Solidarity: Pope John Paul II'S
Patrick J. Lynch, S.J.
POPE JOHN PAUL II HAS WRITTEN THREE MAJOR ENCYCLICALS ON ISSUES OF SOCIAL ETHICS: Laborem Exercens about work, Sollicitudo Rei Socialis about the development of peoples, and Centesimus Annus to commemorate the one hundredth anniversary of the first encyclical on modern social issues, Leo XIII's Rerum Novarum1 To study John Paul II's views on capitalism, democracy, or workers' rights in these texts would indicate the public policy issues that concern him and the positions that he has taken.
The motivation for these positions, however, is the more crucial issue. At this level the theological and scriptural positions that undergird his practical teaching and policy statements on public issues emerge. Furthermore, his very reasons for making such statements come more fully to light. This public theology, as I call it, thus provides a foundation and rationale for better understanding John Paul II's current teaching and should reveal the principles for the future development of his thought.
This paper will therefore discuss the major components of John Paul II's public theology in four major sections. The first will treat John Paul II's reasons for writing (and speaking) on such topics.

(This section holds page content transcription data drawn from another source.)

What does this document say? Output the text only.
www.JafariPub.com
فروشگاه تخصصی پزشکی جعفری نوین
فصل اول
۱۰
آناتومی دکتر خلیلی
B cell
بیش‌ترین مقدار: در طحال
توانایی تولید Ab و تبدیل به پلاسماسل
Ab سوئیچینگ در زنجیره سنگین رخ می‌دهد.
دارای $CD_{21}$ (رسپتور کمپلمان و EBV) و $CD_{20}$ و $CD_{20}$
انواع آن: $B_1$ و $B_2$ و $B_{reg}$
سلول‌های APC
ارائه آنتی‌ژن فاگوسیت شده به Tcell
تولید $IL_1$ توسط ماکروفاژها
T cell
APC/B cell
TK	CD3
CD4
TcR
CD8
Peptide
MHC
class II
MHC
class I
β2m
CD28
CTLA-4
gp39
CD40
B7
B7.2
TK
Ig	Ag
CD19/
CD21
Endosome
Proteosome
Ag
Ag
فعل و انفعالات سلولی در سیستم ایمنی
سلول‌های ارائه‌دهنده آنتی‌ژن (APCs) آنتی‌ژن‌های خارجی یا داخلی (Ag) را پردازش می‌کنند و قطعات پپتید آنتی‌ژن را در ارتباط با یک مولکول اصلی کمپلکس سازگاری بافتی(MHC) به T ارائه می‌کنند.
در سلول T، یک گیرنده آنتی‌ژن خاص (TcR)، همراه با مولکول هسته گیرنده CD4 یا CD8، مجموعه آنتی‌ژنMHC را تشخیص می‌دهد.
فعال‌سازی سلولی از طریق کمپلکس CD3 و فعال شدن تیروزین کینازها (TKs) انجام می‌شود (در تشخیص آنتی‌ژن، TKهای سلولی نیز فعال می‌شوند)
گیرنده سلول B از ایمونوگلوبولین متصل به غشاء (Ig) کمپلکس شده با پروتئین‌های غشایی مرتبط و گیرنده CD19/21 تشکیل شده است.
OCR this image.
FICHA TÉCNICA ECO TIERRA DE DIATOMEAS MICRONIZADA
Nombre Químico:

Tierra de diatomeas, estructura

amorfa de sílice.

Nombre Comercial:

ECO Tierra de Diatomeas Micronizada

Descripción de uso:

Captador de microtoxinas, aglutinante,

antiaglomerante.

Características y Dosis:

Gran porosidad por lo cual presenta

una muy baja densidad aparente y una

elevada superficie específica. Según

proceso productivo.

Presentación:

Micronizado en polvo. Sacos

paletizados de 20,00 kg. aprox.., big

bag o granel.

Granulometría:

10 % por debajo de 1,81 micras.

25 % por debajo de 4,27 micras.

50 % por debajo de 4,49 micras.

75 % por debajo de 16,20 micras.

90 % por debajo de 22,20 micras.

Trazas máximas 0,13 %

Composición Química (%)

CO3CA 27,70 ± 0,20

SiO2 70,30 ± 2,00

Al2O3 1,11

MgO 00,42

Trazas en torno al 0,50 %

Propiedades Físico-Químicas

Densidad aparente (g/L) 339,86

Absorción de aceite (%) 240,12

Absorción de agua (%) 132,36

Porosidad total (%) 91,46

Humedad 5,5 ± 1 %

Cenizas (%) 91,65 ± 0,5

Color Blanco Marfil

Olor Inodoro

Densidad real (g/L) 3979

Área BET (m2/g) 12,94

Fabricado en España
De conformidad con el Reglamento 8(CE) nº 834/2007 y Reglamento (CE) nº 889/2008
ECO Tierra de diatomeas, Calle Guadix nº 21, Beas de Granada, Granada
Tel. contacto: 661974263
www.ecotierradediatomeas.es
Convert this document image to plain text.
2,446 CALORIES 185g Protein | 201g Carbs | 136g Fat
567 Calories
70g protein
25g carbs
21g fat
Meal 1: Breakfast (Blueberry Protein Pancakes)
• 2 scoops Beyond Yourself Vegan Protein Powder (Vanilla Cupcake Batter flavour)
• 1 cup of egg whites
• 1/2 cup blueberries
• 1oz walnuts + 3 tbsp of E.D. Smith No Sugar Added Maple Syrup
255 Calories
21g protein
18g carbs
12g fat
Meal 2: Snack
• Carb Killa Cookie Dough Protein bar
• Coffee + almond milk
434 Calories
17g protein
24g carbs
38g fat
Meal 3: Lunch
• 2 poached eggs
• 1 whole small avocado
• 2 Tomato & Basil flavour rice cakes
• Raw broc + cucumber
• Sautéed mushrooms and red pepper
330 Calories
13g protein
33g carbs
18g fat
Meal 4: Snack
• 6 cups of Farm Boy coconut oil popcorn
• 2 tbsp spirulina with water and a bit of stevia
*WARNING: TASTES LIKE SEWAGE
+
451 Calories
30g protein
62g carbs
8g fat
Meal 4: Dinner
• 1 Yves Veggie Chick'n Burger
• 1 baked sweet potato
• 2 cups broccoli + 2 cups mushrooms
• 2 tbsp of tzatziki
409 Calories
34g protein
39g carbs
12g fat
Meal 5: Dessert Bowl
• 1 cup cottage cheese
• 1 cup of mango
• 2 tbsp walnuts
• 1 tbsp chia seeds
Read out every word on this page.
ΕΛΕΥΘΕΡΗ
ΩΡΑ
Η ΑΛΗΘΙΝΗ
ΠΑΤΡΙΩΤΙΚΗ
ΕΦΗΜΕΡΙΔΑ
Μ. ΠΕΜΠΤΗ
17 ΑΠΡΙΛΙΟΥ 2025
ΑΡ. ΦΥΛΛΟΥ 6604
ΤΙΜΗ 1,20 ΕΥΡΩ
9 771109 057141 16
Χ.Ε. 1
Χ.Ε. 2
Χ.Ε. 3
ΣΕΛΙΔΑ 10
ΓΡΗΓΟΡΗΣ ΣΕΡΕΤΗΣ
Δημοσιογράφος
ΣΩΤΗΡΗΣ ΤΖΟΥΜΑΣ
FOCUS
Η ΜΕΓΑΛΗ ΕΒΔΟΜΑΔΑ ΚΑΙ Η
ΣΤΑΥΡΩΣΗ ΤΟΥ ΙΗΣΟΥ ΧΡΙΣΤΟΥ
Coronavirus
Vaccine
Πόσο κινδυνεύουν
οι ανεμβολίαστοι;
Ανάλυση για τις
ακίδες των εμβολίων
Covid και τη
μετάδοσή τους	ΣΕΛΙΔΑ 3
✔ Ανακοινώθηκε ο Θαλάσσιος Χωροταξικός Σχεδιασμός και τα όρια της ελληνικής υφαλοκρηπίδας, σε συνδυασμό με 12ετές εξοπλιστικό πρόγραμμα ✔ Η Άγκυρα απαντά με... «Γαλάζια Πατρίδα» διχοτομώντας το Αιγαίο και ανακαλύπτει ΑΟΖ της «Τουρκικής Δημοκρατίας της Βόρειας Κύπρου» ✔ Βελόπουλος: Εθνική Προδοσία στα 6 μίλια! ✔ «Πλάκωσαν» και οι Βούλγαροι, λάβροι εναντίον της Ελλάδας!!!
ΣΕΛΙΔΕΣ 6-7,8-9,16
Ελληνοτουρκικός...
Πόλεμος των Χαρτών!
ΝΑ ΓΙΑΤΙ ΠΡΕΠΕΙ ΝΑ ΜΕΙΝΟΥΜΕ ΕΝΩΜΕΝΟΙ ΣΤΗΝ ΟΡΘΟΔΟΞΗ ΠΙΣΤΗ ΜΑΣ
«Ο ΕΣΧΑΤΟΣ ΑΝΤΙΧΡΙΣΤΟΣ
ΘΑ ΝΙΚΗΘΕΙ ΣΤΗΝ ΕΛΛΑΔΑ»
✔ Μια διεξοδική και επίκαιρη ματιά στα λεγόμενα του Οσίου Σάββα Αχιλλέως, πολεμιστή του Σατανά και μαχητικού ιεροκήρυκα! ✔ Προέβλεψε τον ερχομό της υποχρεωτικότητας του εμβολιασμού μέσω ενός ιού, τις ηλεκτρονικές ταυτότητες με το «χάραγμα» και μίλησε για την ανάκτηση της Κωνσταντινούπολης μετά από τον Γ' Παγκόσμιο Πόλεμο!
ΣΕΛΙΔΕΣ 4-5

1 The text of Laborem Exercens may be found in Gregory Baum, The Priority of Labor: A Commentary on Laborem Exercens, Encyclical Letter of Pope John Paul II (New York: Paulist Press, 1982), 93–152; that of Sollicitudo Rei Socialis in Gregory Baum and Robert Ellsberg, eds., The Logic of Solidarity: Commentaries on Pope John Paul's Encyclical on Social Concern (Maryknoll: Orbis Books, 1989), 1–62; and Centesimus Annus in Origins 21 (May 16, 1991): 1, 3–24.